It's been known to happen. The workers do the actual "creating." Of course, there would still need to be someone to fulfill management and administrative functions, but they can be elected from among the workers. The state could also help to guide them.
This would be detrimental for competition, which in turn would kill innovation and disruptive tech.
Starting a company, especially in spaces where companies are already operating, is very risky business. The state wouldn't just hand out money to anyone with an idea. This money is taxpayer's money and the state is expected to handle that with care. They would not just hand it out to any person with some risky idea. Especially not if they face an uphill battle in terms of competition.
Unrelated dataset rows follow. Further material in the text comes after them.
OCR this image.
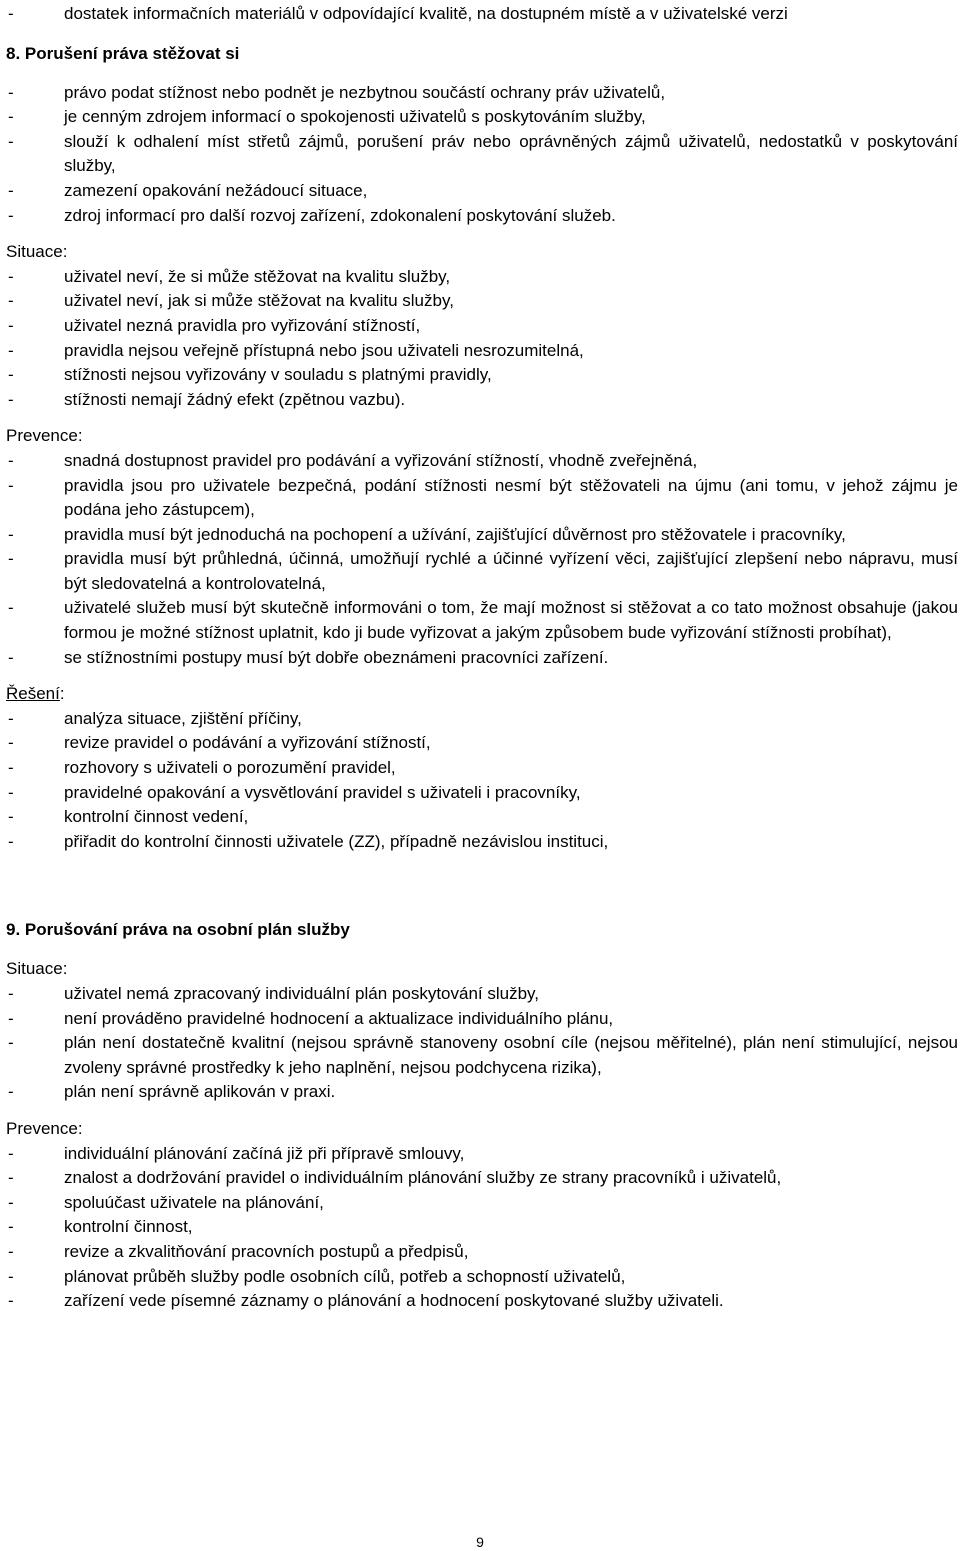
-	dostatek informačních materiálů v odpovídající kvalitě, na dostupném místě a v uživatelské verzi
8. Porušení práva stěžovat si
-	právo podat stížnost nebo podnět je nezbytnou součástí ochrany práv uživatelů,
-	je cenným zdrojem informací o spokojenosti uživatelů s poskytováním služby,
-	slouží k odhalení míst střetů zájmů, porušení práv nebo oprávněných zájmů uživatelů, nedostatků v poskytování služby,
-	zamezení opakování nežádoucí situace,
-	zdroj informací pro další rozvoj zařízení, zdokonalení poskytování služeb.
Situace:
-	uživatel neví, že si může stěžovat na kvalitu služby,
-	uživatel neví, jak si může stěžovat na kvalitu služby,
-	uživatel nezná pravidla pro vyřizování stížností,
-	pravidla nejsou veřejně přístupná nebo jsou uživateli nesrozumitelná,
-	stížnosti nejsou vyřizovány v souladu s platnými pravidly,
-	stížnosti nemají žádný efekt (zpětnou vazbu).
Prevence:
-	snadná dostupnost pravidel pro podávání a vyřizování stížností, vhodně zveřejněná,
-	pravidla jsou pro uživatele bezpečná, podání stížnosti nesmí být stěžovateli na újmu (ani tomu, v jehož zájmu je podána jeho zástupcem),
-	pravidla musí být jednoduchá na pochopení a užívání, zajišťující důvěrnost pro stěžovatele i pracovníky,
-	pravidla musí být průhledná, účinná, umožňují rychlé a účinné vyřízení věci, zajišťující zlepšení nebo nápravu, musí být sledovatelná a kontrolovatelná,
-	uživatelé služeb musí být skutečně informováni o tom, že mají možnost si stěžovat a co tato možnost obsahuje (jakou formou je možné stížnost uplatnit, kdo ji bude vyřizovat a jakým způsobem bude vyřizování stížnosti probíhat),
-	se stížnostními postupy musí být dobře obeznámeni pracovníci zařízení.
Řešení:
-	analýza situace, zjištění příčiny,
-	revize pravidel o podávání a vyřizování stížností,
-	rozhovory s uživateli o porozumění pravidel,
-	pravidelné opakování a vysvětlování pravidel s uživateli i pracovníky,
-	kontrolní činnost vedení,
-	přiřadit do kontrolní činnosti uživatele (ZZ), případně nezávislou instituci,
9. Porušování práva na osobní plán služby
Situace:
-	uživatel nemá zpracovaný individuální plán poskytování služby,
-	není prováděno pravidelné hodnocení a aktualizace individuálního plánu,
-	plán není dostatečně kvalitní (nejsou správně stanoveny osobní cíle (nejsou měřitelné), plán není stimulující, nejsou zvoleny správné prostředky k jeho naplnění, nejsou podchycena rizika),
-	plán není správně aplikován v praxi.
Prevence:
-	individuální plánování začíná již při přípravě smlouvy,
-	znalost a dodržování pravidel o individuálním plánování služby ze strany pracovníků i uživatelů,
-	spoluúčast uživatele na plánování,
-	kontrolní činnost,
-	revize a zkvalitňování pracovních postupů a předpisů,
-	plánovat průběh služby podle osobních cílů, potřeb a schopností uživatelů,
-	zařízení vede písemné záznamy o plánování a hodnocení poskytované služby uživateli.
9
If you want to start a new car manufacturing brand, the state would consider that too risky + they'll say "we already have tesla, ford, general motors..."
But if you have a billionaire investor, or are a billionaire yourself, you can go ahead anyway with your private funds and enter that competition and innovate.
That in turn, if you do a good job, keep tesla and the others on their toes as well... Because they'll need to make sure they stay ahead in whatever innovation you can come up with and be sure to stay competitive.
This is how capitalism drives innovation and progress.
If your starting and operating capital comes from the taxpayers, the state isn't going to be very forthcoming to take such risks.
It would be a conflict of interest also. Because when they hand out money, they become a stakeholder in that company. Now a competitor comes along and ... the state becomes a stakeholder there also? So if one outcompetes the other, no matter which one, either way the state loses money...
This is why things are not practical and detrimental to competition and innovation.
This is why the free market and private funding is so important.
The only reason the US won the tech race to the soviets, is precisely because the economic system of capitalism motivates competition and innovation, while more communist style systems tend to prefer the status quo, or at least move a lot slower in terms of progress - they don't have this drive to make sure to stay ahead of competition, because there is no competition.
For all intents and purposes, the function of "business owner" is essentially that of "business manager."
And risk taker and financer.
The owner can always hire someone to run the business, which would make the manager, just another worker.
The owner would first require good amounts of money to do that.
And even then, the owner would not just let everyone do their thing without being involved.
He'ld still keep an eye on everything and steer the direction and whatnot.
If you would start a company and burn through a bunch of cash to do so, would you then just step aside and just assume the people you hired will keep it afloat and profitable? I sure wouldn't.